View Full Version : R.I.P. Richard Matheson
Calidore
06-24-2013, 08:25 PM
I don't hear his name much now, but Matheson was a prolific SF/fantasy/horror author with a number of classic credits to his name, including the novels I Am Legend and The Incredible Shrinking Man, plus numerous Twilight Zone episodes and dozens of short stories. As with many prolific authors, not all of his work is great, or even good, but his hit-to-miss is up there with Fredric Brown and Ray Bradbury.
coeus
06-24-2013, 11:34 PM
I'm sad to hear it. I Am Legend is one of my favorite novels of all time. Hollywood should be ashamed of what they did to the story in the multiple attempts at filming it. A few years ago I was given the complete Twilight Zone series, and every time I saw "Written by Richard Matheson" on the screen, I couldn't wait to see what would happen. Matheson at his best was as good as anyone out there.
Rest in Peace.
AuntShecky
06-24-2013, 11:55 PM
The story for the relatively recent movie,The Box was based on Matheson's short story "Who's Got the Button," in which a couple has the chance to come into a vast fortune, but if they accept it, some stranger must die. In a subtle and interesting way, the Kafkaesque story presents an existential moral dilemma, the consequences of making moral choices. That was originally a Twilight Zone episode. Rod Serling's creation was unique in the era when it first aired-- there was nothing else like it on TV. Looking back on the series now, it was awfully moralistic and pedantic, but otherwise intelligently written and thought-provoking.

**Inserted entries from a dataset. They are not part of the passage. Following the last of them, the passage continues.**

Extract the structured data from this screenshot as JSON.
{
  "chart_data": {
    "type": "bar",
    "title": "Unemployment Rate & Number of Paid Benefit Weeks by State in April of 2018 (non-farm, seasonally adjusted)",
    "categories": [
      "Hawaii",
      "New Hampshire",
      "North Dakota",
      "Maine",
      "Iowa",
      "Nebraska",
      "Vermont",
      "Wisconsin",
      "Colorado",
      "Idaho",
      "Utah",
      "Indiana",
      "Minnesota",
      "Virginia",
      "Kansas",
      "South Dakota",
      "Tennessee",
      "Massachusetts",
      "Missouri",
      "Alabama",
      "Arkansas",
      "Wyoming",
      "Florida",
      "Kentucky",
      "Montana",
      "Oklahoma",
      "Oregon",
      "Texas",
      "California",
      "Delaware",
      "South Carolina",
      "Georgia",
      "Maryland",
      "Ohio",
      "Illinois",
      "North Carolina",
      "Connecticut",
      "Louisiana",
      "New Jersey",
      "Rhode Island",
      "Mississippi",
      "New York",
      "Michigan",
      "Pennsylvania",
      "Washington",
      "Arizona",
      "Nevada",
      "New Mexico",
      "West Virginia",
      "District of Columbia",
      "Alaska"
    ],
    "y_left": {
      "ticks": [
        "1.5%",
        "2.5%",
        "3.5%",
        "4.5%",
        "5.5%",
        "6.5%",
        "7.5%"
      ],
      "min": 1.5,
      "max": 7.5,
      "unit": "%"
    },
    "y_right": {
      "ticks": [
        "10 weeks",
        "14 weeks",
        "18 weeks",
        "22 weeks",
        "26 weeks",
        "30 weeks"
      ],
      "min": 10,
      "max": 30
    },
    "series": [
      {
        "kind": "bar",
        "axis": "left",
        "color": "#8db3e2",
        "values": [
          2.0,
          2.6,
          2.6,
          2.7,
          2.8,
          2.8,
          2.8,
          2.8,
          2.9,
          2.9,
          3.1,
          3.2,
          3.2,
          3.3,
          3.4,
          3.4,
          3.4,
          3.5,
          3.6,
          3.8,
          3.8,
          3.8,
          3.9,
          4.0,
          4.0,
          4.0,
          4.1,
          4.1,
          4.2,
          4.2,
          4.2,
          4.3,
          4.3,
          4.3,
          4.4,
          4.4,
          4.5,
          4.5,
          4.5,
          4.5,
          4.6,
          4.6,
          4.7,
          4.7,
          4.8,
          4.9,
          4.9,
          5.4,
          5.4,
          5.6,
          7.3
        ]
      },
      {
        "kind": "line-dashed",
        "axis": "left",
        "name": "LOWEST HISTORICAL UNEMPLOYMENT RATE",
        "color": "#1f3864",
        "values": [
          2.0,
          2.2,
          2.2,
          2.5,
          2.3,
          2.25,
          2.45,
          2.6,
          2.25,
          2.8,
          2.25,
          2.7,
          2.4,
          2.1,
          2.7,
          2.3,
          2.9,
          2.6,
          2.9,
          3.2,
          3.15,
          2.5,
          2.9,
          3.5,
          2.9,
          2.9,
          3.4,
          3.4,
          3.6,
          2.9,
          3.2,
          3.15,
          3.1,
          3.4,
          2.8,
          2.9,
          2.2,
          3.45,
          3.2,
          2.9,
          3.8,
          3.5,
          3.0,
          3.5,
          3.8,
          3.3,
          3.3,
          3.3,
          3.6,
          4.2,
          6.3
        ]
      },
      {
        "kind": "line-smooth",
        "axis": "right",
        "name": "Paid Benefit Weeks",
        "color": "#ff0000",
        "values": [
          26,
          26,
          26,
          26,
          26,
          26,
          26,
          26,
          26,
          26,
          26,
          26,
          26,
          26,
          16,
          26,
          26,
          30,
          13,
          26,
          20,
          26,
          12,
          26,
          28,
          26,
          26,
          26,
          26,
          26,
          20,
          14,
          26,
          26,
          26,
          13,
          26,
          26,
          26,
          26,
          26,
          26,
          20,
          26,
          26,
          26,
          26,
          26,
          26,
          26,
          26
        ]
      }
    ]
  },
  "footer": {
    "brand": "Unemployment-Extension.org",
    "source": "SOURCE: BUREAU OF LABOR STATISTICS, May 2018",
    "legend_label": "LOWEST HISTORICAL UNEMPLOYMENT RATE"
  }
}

Another SF writer similar to Matheson was Philip K. Dick. One of his stories, A Scanner Darkly, is a very bizarre but extremely interesting animated (!) movie. Of course, everybody raises a torch to filmdom's Blade Runner, based on Phillip K. Dick's original work, Do Androids Dream of Electric Sleep? The story for Schwartzenegger's blockbuster, Total Recall was derived from We Can Remember It for You Wholesale. Terrific titles, huh? I was quite taken with both the premise and the execution of one of Dick's stories in The Adjustment Bureau.
Matheson, Dick, Bradbury-- they were America's Big Three, the best science fiction authors of their generation. Now they, along with Serling, are all gone-maybe to the great galaxy in the sky, if not the Twilight Zone itself.
Lokasenna
06-25-2013, 03:18 AM
I found I Am Legend to be a very powerful novel. I'm sorry to hear that he is dead, though I must admit to being slightly surprised that he wasn't dead already. As you say, he hadn't done much for a while.